II Se perante a injuntividade daquele nº3, o Reclamante, apesar de convidado para juntar aos autos os elementos em falta, não os junta no prazo que lhe foi concedido para o efeito, vindo alegar não ser sua obrigação juntá-los, pretendendo fazer recair tal ónus sobre o Tribunal, faz precludir aquele prazo, o que conduz à rejeição liminar da reclamação.

III Não se mostra violado o direito da Recorrente, aqui Reclamante, no seu acesso à justiça, porque lhe foram assegurados todos os meios para fazer valer a sua pretensão, tendo sido, inclusivamente, proficuamente cumprido por banda do Tribunal da Relação o princípio da cooperação, o que é bem patente e ressalta do iter processual, mormente do cumprimento por aquele Órgão dos princípios decorrentes do dever de cooperação.

(APB)

Decisão Texto Integral:

ACORDAM, EM CONFERÊNCIA, NO SUPREMO TRIBUNAL DE JUSTIÇA

 

I AA veio, em 2 de Julho de 2019, nos termos do disposto no artigo 643º do CPCivil, reclamar do despacho da Exª Relatora do Tribunal da Relação de Évora que lhe não admitiu, por extemporâneo, o recurso de Revista por si interposto, em 27 de Fevereiro de 2019, do Acórdão daquela Relação produzido em 20 de Dezembro de 2018.

Por despacho singular, a aqui Relatora, produziu decisão a rejeitar a reclamação deduzida.

Inconformada, a Recorrente vem agora reclamar para a conferência, nos termos do artigo 652º, nº4 do CPCivil, apresentando as seguintes razões:

 - Vem a recorrente notificada de decisão singular, com a qual não pode colher entendimento,

- Porquanto não só o processo encerra em si incongruências várias,

- Como incongruências várias se encontram na decisão singular em crise.

- Vejamos,

- Entende essencialmente a mesma que "Esgotado que se mostra, em muito, o prazo para suprir as deficiências de instrução da reclamação apresentada, rejeita-se a mesma, por extemporânea, nos termos do artigo 643.°, n.° 1 e 2 do CPCivil.".

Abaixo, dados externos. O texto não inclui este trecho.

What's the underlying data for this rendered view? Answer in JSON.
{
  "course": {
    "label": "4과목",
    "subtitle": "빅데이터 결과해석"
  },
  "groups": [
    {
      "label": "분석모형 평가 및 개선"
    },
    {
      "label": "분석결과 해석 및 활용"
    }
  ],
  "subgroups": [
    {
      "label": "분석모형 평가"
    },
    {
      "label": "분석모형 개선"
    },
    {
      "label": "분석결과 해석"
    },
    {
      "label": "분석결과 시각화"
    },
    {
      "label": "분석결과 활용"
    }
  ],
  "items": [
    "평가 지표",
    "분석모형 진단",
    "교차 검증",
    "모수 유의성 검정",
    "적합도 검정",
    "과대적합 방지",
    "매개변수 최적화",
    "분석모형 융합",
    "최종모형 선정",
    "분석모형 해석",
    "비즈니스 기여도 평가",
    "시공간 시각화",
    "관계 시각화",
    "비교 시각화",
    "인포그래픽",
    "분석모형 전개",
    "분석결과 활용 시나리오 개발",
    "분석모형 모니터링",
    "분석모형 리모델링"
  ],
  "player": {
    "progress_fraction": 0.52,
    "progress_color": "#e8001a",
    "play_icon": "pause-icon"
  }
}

- Ora tal não é a verdade material dos factos.

- E basta compulsar com a devida atenção a decisão singular proferida, para nos apercebermos de tal realidade.

- Aliás, basta compulsar o parágrafo imediatamente anterior à decisão, in fine, onde se pode ler: "... mal se compreendendo a inversão ocorrida com o despacho de fls. 49, que apesar de tal trânsito, considerou sanada a instrução do presente procedimento, quando o mesmo se encontrava precludido pelo decurso dos prazos.".

- Isto é, não obstante o Tribunal ter vindo a reconhecer que a instrução de presente procedimento estava sanada, de que poderia a mesma ser tramitada ulteriormente,

- E tendo  efectivamente  tramitado  ulteriormente  tramitado,  por sanado, o presente procedimento, vem agora a ser entendimento expresso na decisão singular, que não iria existir pronúncia de mérito, porquanto no entendimento deste douto Tribunal, se encontram esgotados todos os prazos.

- Em primeiro lugar e no quanto ao recurso interposto concerne, o mesmo nunca seria "manifestamente excepcional", pela simples razão de que o mesmo versa sobre uma nulidade insanável invocável a todo o tempo, o que de per si, sempre atribui ao recurso interposto a força necessária para que venha o mesmo a ser considerado processualmente admissível, oportuno e tempestivo.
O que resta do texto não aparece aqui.